Si llevas un tiempo dándole vueltas a introducirte en la práctica del yoga, deja de pensar y anímate. Se trata de una disciplina cada vez más extendida por sus enormes aportaciones para la salud física y mental. Además, si realizas tu práctica al aire libre, estarás añadiendo aún más ventajas. ¡Te lo contamos!

El yoga busca alcanzar la plenitud mediante una serie de descubrimientos internos. Y es que, cuando las personas somos capaces de escucharnos a nosotros mismos, con respeto y atención, todo parece dar un giro positivo. Centrarnos en el momento presente tiene muchos beneficios sobre la manera de ver la vida y enfrentar ciertas situaciones. Por ello, el yoga, en cualquiera de sus vertientes, ofrece herramientas con las que enfrentar el mundo. ¡Por algo cada vez más personas se animan a integrarlo en sus vidas!

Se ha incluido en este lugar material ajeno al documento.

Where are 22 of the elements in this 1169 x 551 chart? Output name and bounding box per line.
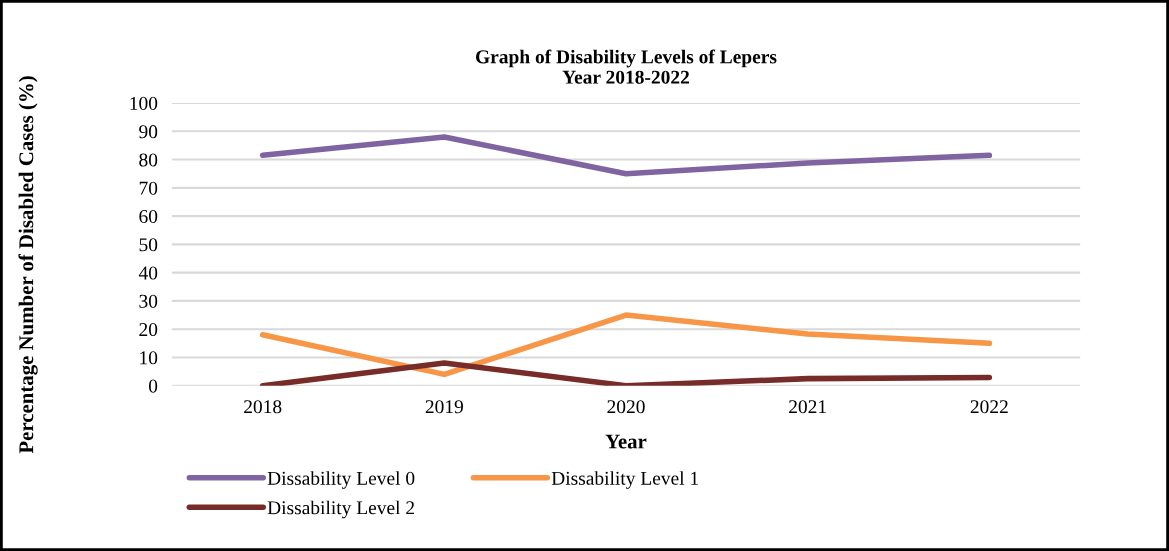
- x-tick-label: 2021: [789, 400, 826, 414]
- y-tick-label: 0: [148, 379, 158, 393]
- y-tick-label: 80: [139, 153, 158, 167]
- y-tick-label: 70: [139, 181, 158, 195]
- y-tick-label: 90: [139, 125, 158, 139]
- legend-label: Dissability Level 0: [267, 471, 415, 489]
- y-axis-title: Percentage Number of Disabled Cases (%): [18, 76, 38, 454]
- x-axis-title: Year: [605, 434, 647, 449]
- x-tick-label: 2019: [425, 400, 463, 414]
- y-tick-label: 20: [139, 322, 158, 337]
- x-tick-label: 2020: [607, 400, 645, 414]
- y-tick-label: 50: [139, 238, 158, 252]
- y-tick-label: 60: [139, 209, 158, 224]
- y-tick-label: 10: [140, 351, 158, 365]
- legend-label: Dissability Level 2: [267, 500, 415, 519]
- legend-label: Dissability Level 1: [551, 471, 699, 489]
- x-tick-label: 2022: [970, 400, 1008, 414]
- chart-title: Graph of Disability Levels of Lepers Year 2018-2022: [475, 49, 777, 84]
- x-tick-label: 2018: [244, 400, 282, 414]
- y-tick-label: 40: [138, 266, 158, 280]
- y-tick-label: 30: [139, 294, 158, 308]
- y-tick-label: 100: [130, 96, 158, 110]
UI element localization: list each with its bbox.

Beneficios de practicar yoga al aire libre

1. Mejora la concentración

Nuestro cuerpo estará disfrutando del ambiente de la naturaleza. Los sonidos de la misma, el aire puro, la amplitud… nos permitirán alcanzar la concentración con más facilidad.

2. Recarga la energía

Pasar tiempo en la naturaleza libera tensiones y estrés acumulado, y aumenta la energía de nuestro organismo. Si, además, realizamos la práctica al aire libre, nuestros cinco sentidos se agudizan y fortalecemos el cuerpo y la mente.

3. Paz interior

Cuando estamos en silencio y nos escuchamos a nosotros mismos, podemos encontrar muchas respuestas y lograr la serenidad que tanto necesitamos. El ruido de los quehaceres cotidianos, a veces interrumpe la escucha de nuestros propios deseos. La naturaleza es la mejor opción para lograr la paz interior.

4. Repirar aire puro

Practicando los ejercicios de respiración en el exterior, introducimos aire más puro y limpio en nuestro cuerpo. Prestar atención a la respiración y aprender a hacerlo de la manera correcta, es uno de los caminos del yoga hacia el bienestar.

5. Equilibrio interno y externo

Realizar yoga sobre distintos terrenos, nos hace trabajar de una forma más completa y nos enseña a adaptarnos a los  distintos relieves (arena, hierba, roca,…). Además, las ventajas de los sonidos del ambiente, favorecen la escucha y equilibran nuestro interior. Practicar yoga al aire libre es un auténtico regalo para nuestro ser.

6. Vitamina D

Si lo practicamos en momentos de sol, preferiblemente por la mañana o a última hora de la tarde, estaremos adquiriendo la vitamina D tan necesaria para nuestro cuerpo. Recuerda utilizar protector solar, aunque el sol no sea muy fuerte.

Disfruta de lo agradable que resulta practicar yoga en el exterior y empápate de energía y vitalidad. ¿A qué estás esperando?